Someone tests positive for COVID-19. Who have they been in contact with? Who else might they have infected?
Contact tracers are the health workers tasked with the detective-like role of figuring out the spread of a disease from one person to another through the community. And as the number of coronavirus cases swells, the need for trained tracers is rising.
To meet that need, UCI is holding a health equity contact tracing workshop series for 500-plus participants, including about 30 people from the Orange County Health Care Agency and over 150 UCI students.
“This [workshop] is about more than simply teaching a skill. This is education as a public health intervention. If we do this right, we could have an impact on our epidemic and more,” says Daniel Parker, a UCI assistant professor of public health who helped design the curriculum. “Orange County has less than 200 contact tracers currently, and we need anywhere from 500 to 900 or more depending on the severity of outbreaks.”
Over the course of four weeks, starting July 20, participants will learn some basic epidemiology, conduct role-playing exercises, and discuss what it’s like to do the face-to-face work of contact tracing. The workshop will be held remotely, per physical distancing guidelines, and successful trainees will receive a certificate of completion.
The information that contact tracers need isn’t complicated: who a person was with and when, plus the timing of any symptoms. But the practice isn’t just about making phone calls and asking questions.
To be truly effective, contact tracers need to work alongside people who live in areas experiencing disproportionate COVID-19 impacts. UCI is preparing them for that by partnering with community-based organizations to ensure that they approach their task through a health equity lens. The workshop is focusing on training contact tracers who speak Spanish and can serve hard-hit Latino neighborhoods in Orange County – including many where UCI students live.
“The people who are more affected need food, and they can’t stay home because they need to work,” says America Bracho, executive director of Latino Health Access, one of the groups UCI is partnering with for the workshop. “We believe we absolutely need to have an equity lens in every aspect of how we respond to the pandemic. The role of UCI is increasingly deep at all levels – working with us, working with youth, working with stakeholders. We are thrilled with how well we’re working together.”
Early in the pandemic, COVID-19 afflicted high-income people who traveled, but it has since rippled across all socioeconomic levels. Low-income people have been hit especially hard, since they are often front-line workers.

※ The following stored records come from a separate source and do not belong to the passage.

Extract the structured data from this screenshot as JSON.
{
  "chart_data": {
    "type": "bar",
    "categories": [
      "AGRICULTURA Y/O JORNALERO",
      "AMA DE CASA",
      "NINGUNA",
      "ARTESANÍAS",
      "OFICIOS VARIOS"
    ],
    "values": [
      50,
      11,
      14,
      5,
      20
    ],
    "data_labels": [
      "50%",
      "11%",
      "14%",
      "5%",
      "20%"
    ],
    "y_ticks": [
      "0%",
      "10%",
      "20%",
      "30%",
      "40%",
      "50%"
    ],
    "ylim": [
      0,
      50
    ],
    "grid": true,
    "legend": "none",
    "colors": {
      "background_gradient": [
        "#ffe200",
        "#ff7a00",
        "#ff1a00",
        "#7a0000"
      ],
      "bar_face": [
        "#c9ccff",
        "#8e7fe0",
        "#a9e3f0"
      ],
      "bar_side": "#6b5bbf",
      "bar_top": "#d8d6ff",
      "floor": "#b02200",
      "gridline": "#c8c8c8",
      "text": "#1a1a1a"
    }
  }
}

“There are major social and economic injustices that communities of color, many of which are low-income, have long navigated, that shape their health outcomes,” says Alana LeBrón, UCI assistant professor of public health and Chicano/Latino studies. “The data show that COVID-19 has really affected low-income communities of color, both in Orange County and elsewhere.”
Contact tracers inform people about their possible exposure to the coronavirus, recommend testing, and ask them to quarantine or isolate to prevent further spread of the disease. But individuals potentially infected need to have the means and conditions to be able to do that – including assurance that their financial needs will be met and they’ll retain job security.
“Without attending to everything that follows alerting someone to their possible exposure, then it’s bound to fail,” says LeBrón, who helped develop the workshop. “It’s really a humanistic, one-to-one approach that’s needed.”
Lags in both COVID-19 testing and data transfer in California are currently slowing contact tracing efforts, however. Test results can be delayed for over a week, and then reported cases may take another week to wind up in the data system that county public health workers are using, Parker says. This means that an infected person can infect other people – and those people can infect even more people – before contact tracers are even aware of the first case.
“If contact tracing is going to be a strong component of Orange County’s COVID-19 response – and it should be – we really need a system that allows contact tracers to reach potentially infected people in a timely manner,” Parker says. “But the current system doesn’t allow us to trace infections quick enough. And that’s unacceptable.”
The workshop series at UCI will teach a manual contact tracing method that builds on local partnerships to equip trusted community members to play the role of contact tracers where they live and work. It aims to empower the Black, Latino, Asian American, Pacific Islander, immigrant and indigenous groups that have been disproportionately affected by COVID-19.
“We really want to help reshape the narrative around the causes of COVID-19 and the strategies to address it. This is about a proactive, community-driven effort to achieve health through racial equity,” says Abigail Reyes, the director of UCI community resilience projects, who’s helping to coordinate the effort. “Workshop participants will come away with a greater capacity as organizers and responders.”